Da dieses tolle Terraforming nicht möglich wäre ohne 250 Jahre Kapitalismus (wir erinnern uns: Dampfmaschine muss Kohle fressen, sonst kein Dampf, Ottomotor, Öligarchie, Autobahn, sie wissen schon), wird weder Herr Dr. Benecke, noch ihr werter Kolumnist nicht müde zu betonen: Dem Kapital ist’s egal, ob der Planet abbrennt, solange ein Reicher existiert, der einen Klimaschutzbunker kauft.  Oder wie der Namensgeber der oben genannten Sachsenmetropole schonmal sagte: „Der letzte Kapitalist, den wir hängen, wird der sein, der uns den Strick verkauft hat.“

Darum muss ich nicht einmal besonders weite Haken schlagen, um zum Hauptthema des PARTEI-Konvents zurückzukommen: das Elend der Europäischen Union. Dereinst als Staatenclub für friedliche Wertschöpfung angedacht, ist es heute genau das: Eine überdimensionale Lobbygruppe für Wirtschaftskraft, manchmal Bühne für nationalistische Alleingänge, aber immer schon Hort von Korruption und Interessenpflege. Eigentlich keine schlechte Zeit für aufspießende Satiren, hintertriebene Streiche auf Kosten der Europäischen Idee (wie ging die noch gleich genau?) und natürlich Selbstbereicherung, schließlich auch eine Form des Protestes.

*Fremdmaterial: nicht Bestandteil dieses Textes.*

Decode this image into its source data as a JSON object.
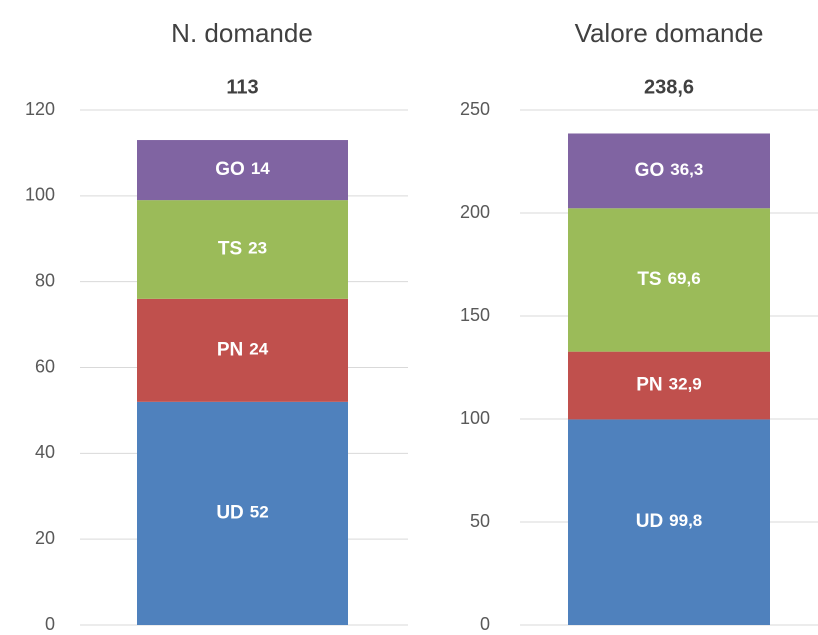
{
  "chart_data": [
    {
      "type": "stacked-bar",
      "title": "N. domande",
      "categories": [
        null
      ],
      "series": [
        {
          "name": "UD",
          "color": "#4f81bd",
          "values": [
            52
          ]
        },
        {
          "name": "PN",
          "color": "#c0504d",
          "values": [
            24
          ]
        },
        {
          "name": "TS",
          "color": "#9bbb59",
          "values": [
            23
          ]
        },
        {
          "name": "GO",
          "color": "#8064a2",
          "values": [
            14
          ]
        }
      ],
      "total": 113,
      "ylim": [
        0,
        120
      ],
      "yticks": [
        0,
        20,
        40,
        60,
        80,
        100,
        120
      ],
      "grid": true
    },
    {
      "type": "stacked-bar",
      "title": "Valore domande",
      "categories": [
        null
      ],
      "series": [
        {
          "name": "UD",
          "color": "#4f81bd",
          "values": [
            99.8
          ],
          "value_labels": [
            "99,8"
          ]
        },
        {
          "name": "PN",
          "color": "#c0504d",
          "values": [
            32.9
          ],
          "value_labels": [
            "32,9"
          ]
        },
        {
          "name": "TS",
          "color": "#9bbb59",
          "values": [
            69.6
          ],
          "value_labels": [
            "69,6"
          ]
        },
        {
          "name": "GO",
          "color": "#8064a2",
          "values": [
            36.3
          ],
          "value_labels": [
            "36,3"
          ]
        }
      ],
      "total": 238.6,
      "total_label": "238,6",
      "ylim": [
        0,
        250
      ],
      "yticks": [
        0,
        50,
        100,
        150,
        200,
        250
      ],
      "grid": true
    }
  ]
}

Drum darf sich keiner wundern, wenn die PARTEI immer radikaler wird in ihrer Grundhaltung. Ausgebildete Statistik-Nerds haben das tatsächlich analysiert und in Befragungen herausgefunden, „Die Welt zum Besseren verändern“ sinkt in der Beliebtheit bei den PARTEI-Aktiven, dafür steigt „Die Welt brennen sehen“ signifikant an. Wenn sie also demnächst als FDP-Mitglieder verkleidete PARTEI-Menschen sich auf Fahrradwegen festkleben sehen, wird das wohl nur die erste Stufe der Radikalisierung gewesen sein.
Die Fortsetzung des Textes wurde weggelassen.